The idea that metals can catalyze biochemical reactions is central to a theory about the origins of life that has emerged over the last decade. Metals such as iron and zinc sit at the core of many of the most ancient enzymes found across life forms. Some researchers, including Moran, believe they might have catalyzed these reactions before life emerged. Studies, including his, suggest that the chemical reactions that break down and construct glucose derivatives, which are normally associated with life, might have existed before the enzymes and genes that enable them in living cells.

“There’s a handful of researchers like myself that think, actually, we should organize our thoughts about life in a different way — that we actually should put metabolism at the base of what life is doing, and then genes are a way of controlling that at a higher level,” Moran said.

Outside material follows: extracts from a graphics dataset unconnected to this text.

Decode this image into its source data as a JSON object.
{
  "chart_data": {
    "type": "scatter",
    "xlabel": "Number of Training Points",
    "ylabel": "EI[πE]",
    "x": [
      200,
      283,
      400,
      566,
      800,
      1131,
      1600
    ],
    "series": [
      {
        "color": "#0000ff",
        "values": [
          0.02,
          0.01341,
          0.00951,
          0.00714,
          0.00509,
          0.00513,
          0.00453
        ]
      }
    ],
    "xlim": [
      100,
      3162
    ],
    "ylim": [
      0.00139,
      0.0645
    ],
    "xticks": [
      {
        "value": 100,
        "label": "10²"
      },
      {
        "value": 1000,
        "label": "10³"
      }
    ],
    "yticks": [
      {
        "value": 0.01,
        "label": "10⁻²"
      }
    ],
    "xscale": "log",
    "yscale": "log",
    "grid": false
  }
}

Cell-free metabolic reactions could be more common than previously thought and don’t need special conditions to get started, said Markus Ralser, a biochemist at Charité University Hospital in Berlin, who found some of the first enzyme-free metabolic reactions.

“This fits a bit into my thinking about how metabolism started in evolution,” he said of the new work. “If it would be very hard to do, then the planet would not be full of life now.” This idea is complicated, however, by the low-oxygen conditions in which life arose.

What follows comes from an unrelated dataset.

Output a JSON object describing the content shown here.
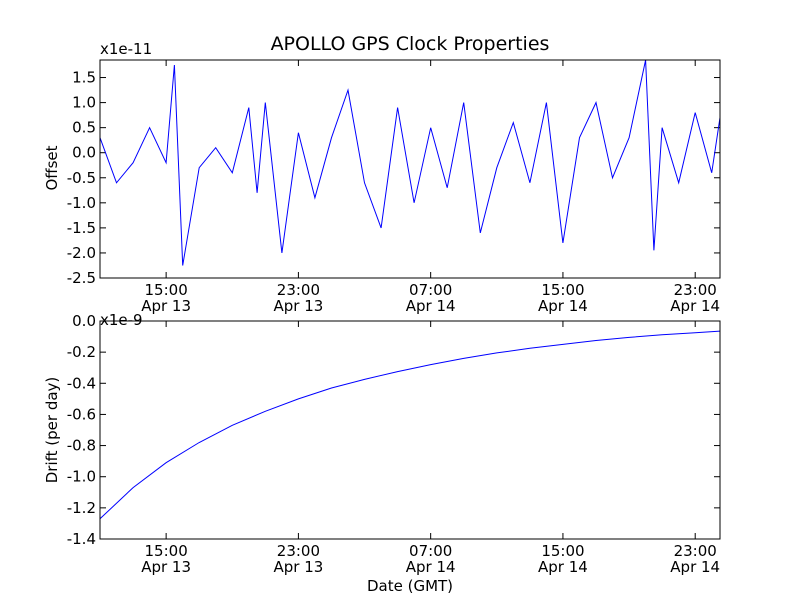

Another explanation for the observed results could be that enzymes, loosed from the irradiated cells, might be hanging around in the soil and continuing their biochemical jobs. Even when degraded, enzymes have stable backbones that might be capable of catalyzing reactions, said Sudha Rajamani, an astrobiologist at the Indian Institute of Science Education and Research, Pune who wasn’t involved in the study.

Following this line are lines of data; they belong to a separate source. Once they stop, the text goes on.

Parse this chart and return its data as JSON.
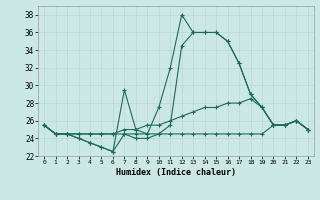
{
  "xlabel": "Humidex (Indice chaleur)",
  "xlim": [
    -0.5,
    23.5
  ],
  "ylim": [
    22,
    39
  ],
  "yticks": [
    22,
    24,
    26,
    28,
    30,
    32,
    34,
    36,
    38
  ],
  "xticks": [
    0,
    1,
    2,
    3,
    4,
    5,
    6,
    7,
    8,
    9,
    10,
    11,
    12,
    13,
    14,
    15,
    16,
    17,
    18,
    19,
    20,
    21,
    22,
    23
  ],
  "bg_color": "#cce8e4",
  "line_color": "#1a6b5a",
  "grid_color": "#b8d8d4",
  "series": [
    [
      25.5,
      24.5,
      24.5,
      24.0,
      23.5,
      23.0,
      22.5,
      29.5,
      25.0,
      24.5,
      27.5,
      32.0,
      38.0,
      36.0,
      36.0,
      36.0,
      35.0,
      32.5,
      29.0,
      27.5,
      25.5,
      25.5,
      26.0,
      25.0
    ],
    [
      25.5,
      24.5,
      24.5,
      24.0,
      23.5,
      23.0,
      22.5,
      24.5,
      24.0,
      24.0,
      24.5,
      25.5,
      34.5,
      36.0,
      36.0,
      36.0,
      35.0,
      32.5,
      29.0,
      27.5,
      25.5,
      25.5,
      26.0,
      25.0
    ],
    [
      25.5,
      24.5,
      24.5,
      24.5,
      24.5,
      24.5,
      24.5,
      25.0,
      25.0,
      25.5,
      25.5,
      26.0,
      26.5,
      27.0,
      27.5,
      27.5,
      28.0,
      28.0,
      28.5,
      27.5,
      25.5,
      25.5,
      26.0,
      25.0
    ],
    [
      25.5,
      24.5,
      24.5,
      24.5,
      24.5,
      24.5,
      24.5,
      24.5,
      24.5,
      24.5,
      24.5,
      24.5,
      24.5,
      24.5,
      24.5,
      24.5,
      24.5,
      24.5,
      24.5,
      24.5,
      25.5,
      25.5,
      26.0,
      25.0
    ]
  ]
}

Ralser agrees with her. “My gut feeling is they still have a lot of enzymes there [in Fontaine’s irradiated soil], even after six years,” he said. To know whether metals and minerals in soil could spontaneously carry out these reactions, the researchers would have to eliminate enzymes from the mixture. But that’s really hard: They would have to get the soil so hot that it would damage the soil structure itself.

However, the activity of such enzymes diminishes “exponentially” after they spill out of cells, Bouquet said. Plus, no enzyme is known to last six years, Fontaine added. He doesn’t doubt that enzymes released by living and recently dead cells contribute to carbon emissions in real-world soils, but the long-term experimental results make it “very unlikely that the respiration we observed is due to enzymes,” he said.

For Bouquet, chasing this years-long obsession has highlighted that “even in a context as close and familiar to us as terrestrial soil, we are not always able to distinguish or recognize processes that indicate the presence or absence of living organisms.” Now a researcher at the Collège de France and the National Museum of Natural History in Paris, he is looking for prebiotic origins of other biochemical cascades.

“I find it particularly interesting to imagine the survival of processes that may predate life itself,” Bouquet said, “right there under our feet.”